Admittedly, today has been one of those days where I seriously questioned my desire to be a parent (or a stay-at-home mom at the very least). JG tested the limits of my patience today. So much so, that I actually cried.
I really do love being a mom and I purposely ignore the stereotypical statements made by so many others who describe the toddler years as "terrible" and "catastrophic." I prefer thinking of these upcoming months as the "terrific-twos" and "thriving-threes." Unfortunataly today was not one of those "sunnier side of life" days.
I am really looking forward to watching my child's creativity grow. I want to see our refridgerator doors covered in art. I want the handprint turkey's at Thaksgiving, the half-eaten gingerbread houses at Christmas and the stick-family portraits proudly displayed amongst unrecognizable play-doh sculptures.

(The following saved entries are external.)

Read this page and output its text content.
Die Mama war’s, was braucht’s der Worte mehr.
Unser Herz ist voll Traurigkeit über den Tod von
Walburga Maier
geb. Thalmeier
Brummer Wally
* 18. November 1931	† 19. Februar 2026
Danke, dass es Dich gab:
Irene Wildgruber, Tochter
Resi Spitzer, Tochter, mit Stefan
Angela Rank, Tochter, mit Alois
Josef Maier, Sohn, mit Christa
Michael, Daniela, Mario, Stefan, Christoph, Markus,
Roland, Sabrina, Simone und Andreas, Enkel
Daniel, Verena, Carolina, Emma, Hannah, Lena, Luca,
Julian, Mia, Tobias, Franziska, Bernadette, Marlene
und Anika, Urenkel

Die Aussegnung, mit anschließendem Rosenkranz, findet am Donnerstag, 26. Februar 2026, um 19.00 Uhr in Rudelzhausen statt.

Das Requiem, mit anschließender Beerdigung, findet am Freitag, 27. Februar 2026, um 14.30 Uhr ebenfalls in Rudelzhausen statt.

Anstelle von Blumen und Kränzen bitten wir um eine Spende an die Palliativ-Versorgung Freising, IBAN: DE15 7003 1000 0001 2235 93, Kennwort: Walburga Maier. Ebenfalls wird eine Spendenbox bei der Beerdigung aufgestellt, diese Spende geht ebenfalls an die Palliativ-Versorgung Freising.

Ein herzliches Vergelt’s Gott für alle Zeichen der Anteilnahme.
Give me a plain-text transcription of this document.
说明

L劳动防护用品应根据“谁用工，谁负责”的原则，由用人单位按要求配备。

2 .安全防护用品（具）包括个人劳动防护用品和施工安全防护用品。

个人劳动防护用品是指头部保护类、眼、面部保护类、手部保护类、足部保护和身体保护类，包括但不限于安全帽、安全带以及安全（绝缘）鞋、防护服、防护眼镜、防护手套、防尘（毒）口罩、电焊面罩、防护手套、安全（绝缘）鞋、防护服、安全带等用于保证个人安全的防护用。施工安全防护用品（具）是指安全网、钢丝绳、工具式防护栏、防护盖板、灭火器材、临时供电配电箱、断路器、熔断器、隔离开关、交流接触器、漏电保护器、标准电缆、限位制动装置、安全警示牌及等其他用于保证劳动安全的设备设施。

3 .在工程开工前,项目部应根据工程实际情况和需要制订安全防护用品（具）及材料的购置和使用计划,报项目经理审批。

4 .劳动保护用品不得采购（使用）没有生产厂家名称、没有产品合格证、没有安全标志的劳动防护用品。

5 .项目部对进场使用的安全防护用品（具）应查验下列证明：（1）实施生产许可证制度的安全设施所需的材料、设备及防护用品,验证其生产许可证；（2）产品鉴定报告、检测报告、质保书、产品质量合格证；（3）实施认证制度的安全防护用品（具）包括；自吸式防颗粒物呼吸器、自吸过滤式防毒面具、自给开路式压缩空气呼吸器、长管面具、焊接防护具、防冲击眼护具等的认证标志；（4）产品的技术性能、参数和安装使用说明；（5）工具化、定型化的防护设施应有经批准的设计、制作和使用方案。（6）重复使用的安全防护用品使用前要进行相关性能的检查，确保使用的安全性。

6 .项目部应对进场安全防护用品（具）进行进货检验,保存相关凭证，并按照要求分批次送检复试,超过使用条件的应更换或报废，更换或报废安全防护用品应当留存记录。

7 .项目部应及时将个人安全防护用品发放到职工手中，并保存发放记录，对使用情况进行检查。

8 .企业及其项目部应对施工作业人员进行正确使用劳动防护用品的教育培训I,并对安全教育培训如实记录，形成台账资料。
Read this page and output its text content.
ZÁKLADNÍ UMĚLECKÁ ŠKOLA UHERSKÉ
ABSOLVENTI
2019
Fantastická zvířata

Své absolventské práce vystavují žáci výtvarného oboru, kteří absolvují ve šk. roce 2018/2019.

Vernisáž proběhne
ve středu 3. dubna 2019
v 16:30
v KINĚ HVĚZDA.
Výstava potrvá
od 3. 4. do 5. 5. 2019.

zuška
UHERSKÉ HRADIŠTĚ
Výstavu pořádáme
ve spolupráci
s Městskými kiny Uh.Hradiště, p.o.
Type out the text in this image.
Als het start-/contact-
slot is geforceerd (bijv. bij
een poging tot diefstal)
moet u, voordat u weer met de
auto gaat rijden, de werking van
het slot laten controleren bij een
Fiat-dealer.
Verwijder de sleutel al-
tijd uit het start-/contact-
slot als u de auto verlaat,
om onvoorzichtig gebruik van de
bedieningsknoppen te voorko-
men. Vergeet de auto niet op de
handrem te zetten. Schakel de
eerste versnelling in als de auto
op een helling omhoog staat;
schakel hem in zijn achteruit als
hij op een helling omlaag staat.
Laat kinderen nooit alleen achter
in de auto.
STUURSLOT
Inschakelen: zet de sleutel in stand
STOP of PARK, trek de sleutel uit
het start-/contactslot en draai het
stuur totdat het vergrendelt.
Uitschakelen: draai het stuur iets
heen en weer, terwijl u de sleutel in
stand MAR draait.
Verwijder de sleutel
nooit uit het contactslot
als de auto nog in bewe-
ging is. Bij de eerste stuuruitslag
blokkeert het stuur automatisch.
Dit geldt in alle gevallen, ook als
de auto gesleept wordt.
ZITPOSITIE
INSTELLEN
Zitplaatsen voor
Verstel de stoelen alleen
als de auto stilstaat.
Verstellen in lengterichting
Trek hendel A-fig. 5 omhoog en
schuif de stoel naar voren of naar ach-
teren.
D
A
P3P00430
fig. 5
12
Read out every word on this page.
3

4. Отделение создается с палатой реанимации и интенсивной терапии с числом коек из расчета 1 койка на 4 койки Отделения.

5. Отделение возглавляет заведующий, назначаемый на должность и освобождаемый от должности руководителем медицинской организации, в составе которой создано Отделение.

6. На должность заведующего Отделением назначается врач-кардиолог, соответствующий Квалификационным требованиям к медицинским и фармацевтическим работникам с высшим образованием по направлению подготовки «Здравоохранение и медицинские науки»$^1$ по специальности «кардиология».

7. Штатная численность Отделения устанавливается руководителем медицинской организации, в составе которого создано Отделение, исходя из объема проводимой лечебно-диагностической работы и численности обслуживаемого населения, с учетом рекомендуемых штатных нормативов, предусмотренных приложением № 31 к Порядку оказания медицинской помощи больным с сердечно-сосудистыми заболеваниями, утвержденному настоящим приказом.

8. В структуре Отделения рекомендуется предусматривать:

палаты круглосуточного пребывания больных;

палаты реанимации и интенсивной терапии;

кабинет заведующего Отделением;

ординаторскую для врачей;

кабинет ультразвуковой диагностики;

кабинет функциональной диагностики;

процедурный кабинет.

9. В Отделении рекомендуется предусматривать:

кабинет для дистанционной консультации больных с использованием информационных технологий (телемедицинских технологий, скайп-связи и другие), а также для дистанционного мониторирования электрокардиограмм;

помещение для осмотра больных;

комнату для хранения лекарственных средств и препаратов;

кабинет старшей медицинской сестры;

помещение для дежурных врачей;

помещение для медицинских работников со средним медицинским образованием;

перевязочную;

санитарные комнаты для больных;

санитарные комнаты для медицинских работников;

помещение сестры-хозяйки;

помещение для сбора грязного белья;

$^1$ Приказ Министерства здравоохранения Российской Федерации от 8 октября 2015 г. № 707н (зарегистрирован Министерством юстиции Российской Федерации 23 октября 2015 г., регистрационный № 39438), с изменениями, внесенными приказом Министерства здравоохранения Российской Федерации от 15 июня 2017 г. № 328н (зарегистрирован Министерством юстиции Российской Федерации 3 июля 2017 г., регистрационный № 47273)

However today's mayhem of artistic blunders has me convinced that JG just isn't ready to express his inner-Picasso.
I tried colouring with JG this morning with his Crayola crayon Tadoodles but, he was more interested in throwing them on the floor then creating a colourful masterpiece. Later, I tried to entice JG to finger paint with the edible paints I made using vanilla pudding and food colouring. This again, did not encourage the open-ended creativity I was hoping for! Instead JG simply attempted to drink the paint from the paint pots and became irritable and whiny when I tried to persuade him to paint. While I was cleaning up from the unsuccessful finger paint disaster JG found the misplaced television remote and proceeded to climb a step stool so he could "wash" it in the soapy dish water. Although I did catch him before he immersed the entire remote in suds; the remote is not functioning very well and will probably need to be replaced. My final attempt at artistic fun with JG (before I burst into tears) was play-doh! This also failed miserably with JG being more interested in the play-doh containers then the actual contents!
I realize that today may just not have been the "right" day to encourage JG's creative side and that tomorrow could be an entirely different day. However, I think I will set aside the art supplies for a few days so that we can contine to hear the sounds of fun and laughter throughout the day instead of frustration and tears.